Free YouTube views likes and subscribers? Easily!
Get Free YouTube Subscribers, Views and Likes

Circles of Deceit (1993) {Pilot episode} TV Crime Thriller - Dennis Waterman Derek Jacobi SAS IRA

Follow
Foogou Films

(Subsequently titled "The Wolves are Howling" for disambiguation with future episodes.)

Randal (Derek Jacobi), a secret service agent investigating Irish Republican Army kingpin Liam Macaulay (Peter Vaughan), enlists the help of John Neil, a former SAS operative with a background in undercover work, to go undercover in Belfast posing as expat Jackie O'Connell, the estranged brother of Father Fergal (Ian McElhinney), the Macaulay's parish priest. Neil's job is to get find out when and how Macaulay plans to bring in a new shipment of arms and ammunition.

(Plot spoilers from here)

Neil succeeds in winning Macaulay's confidence, as well as the romantic attentions of his daughter Ellish (Clare Higgins) after saving her from an arson attack, but as suspicions about his true identity begin to mount, and Macaulay's right hand man watching his every move, Neil realises that must complete his mission before his cover is blown.
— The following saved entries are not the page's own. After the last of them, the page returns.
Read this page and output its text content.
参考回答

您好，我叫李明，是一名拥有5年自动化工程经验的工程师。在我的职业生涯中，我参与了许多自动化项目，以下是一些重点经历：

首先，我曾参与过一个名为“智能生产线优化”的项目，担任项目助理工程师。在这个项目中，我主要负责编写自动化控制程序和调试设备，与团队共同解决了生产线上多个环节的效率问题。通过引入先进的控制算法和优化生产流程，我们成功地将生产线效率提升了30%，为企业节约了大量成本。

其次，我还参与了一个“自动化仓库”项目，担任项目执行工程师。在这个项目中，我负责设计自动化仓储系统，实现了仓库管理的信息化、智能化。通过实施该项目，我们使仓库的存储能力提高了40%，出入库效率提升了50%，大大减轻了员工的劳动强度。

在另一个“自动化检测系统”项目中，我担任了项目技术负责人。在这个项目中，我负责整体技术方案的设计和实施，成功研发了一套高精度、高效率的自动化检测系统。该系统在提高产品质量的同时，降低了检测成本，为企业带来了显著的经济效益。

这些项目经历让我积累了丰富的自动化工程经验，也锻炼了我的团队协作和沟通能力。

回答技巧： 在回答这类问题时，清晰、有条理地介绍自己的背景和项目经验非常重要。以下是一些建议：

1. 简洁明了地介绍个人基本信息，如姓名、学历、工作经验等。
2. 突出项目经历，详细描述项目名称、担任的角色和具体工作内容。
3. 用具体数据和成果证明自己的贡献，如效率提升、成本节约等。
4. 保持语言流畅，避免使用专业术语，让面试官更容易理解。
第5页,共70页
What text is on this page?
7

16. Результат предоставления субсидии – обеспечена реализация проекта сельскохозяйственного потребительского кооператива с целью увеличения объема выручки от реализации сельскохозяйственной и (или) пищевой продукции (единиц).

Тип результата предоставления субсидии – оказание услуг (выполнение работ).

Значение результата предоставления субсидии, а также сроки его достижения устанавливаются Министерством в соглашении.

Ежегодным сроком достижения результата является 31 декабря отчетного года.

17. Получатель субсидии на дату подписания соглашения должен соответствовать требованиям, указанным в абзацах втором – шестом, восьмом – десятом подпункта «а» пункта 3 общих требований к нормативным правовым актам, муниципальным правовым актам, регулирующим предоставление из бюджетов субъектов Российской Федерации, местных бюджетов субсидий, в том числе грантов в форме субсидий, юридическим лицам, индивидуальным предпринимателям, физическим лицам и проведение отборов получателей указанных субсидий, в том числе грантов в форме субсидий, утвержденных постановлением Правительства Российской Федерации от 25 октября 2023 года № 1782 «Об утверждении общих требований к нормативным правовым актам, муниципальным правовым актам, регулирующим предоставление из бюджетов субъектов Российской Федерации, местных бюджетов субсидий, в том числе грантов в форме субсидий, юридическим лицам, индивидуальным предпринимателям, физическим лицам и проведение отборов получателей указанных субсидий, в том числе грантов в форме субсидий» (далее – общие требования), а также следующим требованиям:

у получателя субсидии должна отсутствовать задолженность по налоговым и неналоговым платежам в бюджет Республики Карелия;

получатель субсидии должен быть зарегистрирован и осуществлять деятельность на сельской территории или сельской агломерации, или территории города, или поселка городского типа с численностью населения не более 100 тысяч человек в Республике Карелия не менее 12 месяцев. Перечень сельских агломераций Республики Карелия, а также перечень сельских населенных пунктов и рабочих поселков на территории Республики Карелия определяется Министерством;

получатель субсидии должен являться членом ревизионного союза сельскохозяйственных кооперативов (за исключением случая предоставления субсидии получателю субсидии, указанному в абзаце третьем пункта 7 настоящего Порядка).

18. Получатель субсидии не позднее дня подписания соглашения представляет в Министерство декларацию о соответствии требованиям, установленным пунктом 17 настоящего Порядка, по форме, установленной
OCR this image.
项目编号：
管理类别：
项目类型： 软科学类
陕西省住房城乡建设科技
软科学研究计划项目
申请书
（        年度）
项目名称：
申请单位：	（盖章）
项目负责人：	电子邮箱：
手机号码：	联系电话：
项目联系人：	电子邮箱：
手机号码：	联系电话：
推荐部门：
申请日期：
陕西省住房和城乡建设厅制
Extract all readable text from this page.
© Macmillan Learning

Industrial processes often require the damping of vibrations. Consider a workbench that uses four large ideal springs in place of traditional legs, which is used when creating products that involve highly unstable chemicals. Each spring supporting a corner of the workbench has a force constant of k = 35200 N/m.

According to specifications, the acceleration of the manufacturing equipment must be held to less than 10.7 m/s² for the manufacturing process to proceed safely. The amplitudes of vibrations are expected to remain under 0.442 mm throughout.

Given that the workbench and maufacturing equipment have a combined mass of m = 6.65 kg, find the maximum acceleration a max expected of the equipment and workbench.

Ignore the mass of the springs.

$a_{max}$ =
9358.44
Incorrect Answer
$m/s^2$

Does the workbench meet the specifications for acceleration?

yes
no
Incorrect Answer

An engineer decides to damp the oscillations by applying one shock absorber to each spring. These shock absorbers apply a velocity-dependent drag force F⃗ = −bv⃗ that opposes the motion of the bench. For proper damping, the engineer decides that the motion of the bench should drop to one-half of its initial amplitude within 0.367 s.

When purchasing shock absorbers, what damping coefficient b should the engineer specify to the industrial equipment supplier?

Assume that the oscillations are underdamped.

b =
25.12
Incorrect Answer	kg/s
Matters are further complicated when Neil discovers that Macaulay was responsible for a bomb that exploded in a circus tent in Germany two years ago the same bomb which subsequently killed his wife and son.

First broadcast 16th October 1993 on ITV.

Cast:

Dennis Waterman as John Neil
Derek Jacobi as Controller aka 'Randal
Peter Vaughan as Liam McAuley
Clare Higgins as Eilish
Ian McElhinney as Father Fergal
Tony Doyle as Graham
Colum Convey as Dessie Gill
Gerard Crossan as Colum McAuley
Andrew Connolly as Dermot McAuley

Director: Geoffrey Sax

A total of four episodes were broadcast, including a single featurelength selftitled pilot in 1993 , and a series of three episodes, filmed in 1995, and broadcast between 1995 and 1996.

Review excerpt from IMDB user:

"Some good direction and performances and intelligent characterisation and plotting though, perhaps inevitably, that old chestnut of the gang member who takes a dislike to the hero and is suspicious of him, is not avoided. Just as reliable is the smoothtalking devious 'controller' he is responsible to (Derek Jacobi). And Waterman has not quite developed Neil into the distinctive character he would later become. So not a bad start but a couple of the others to follow are better, one considerably so."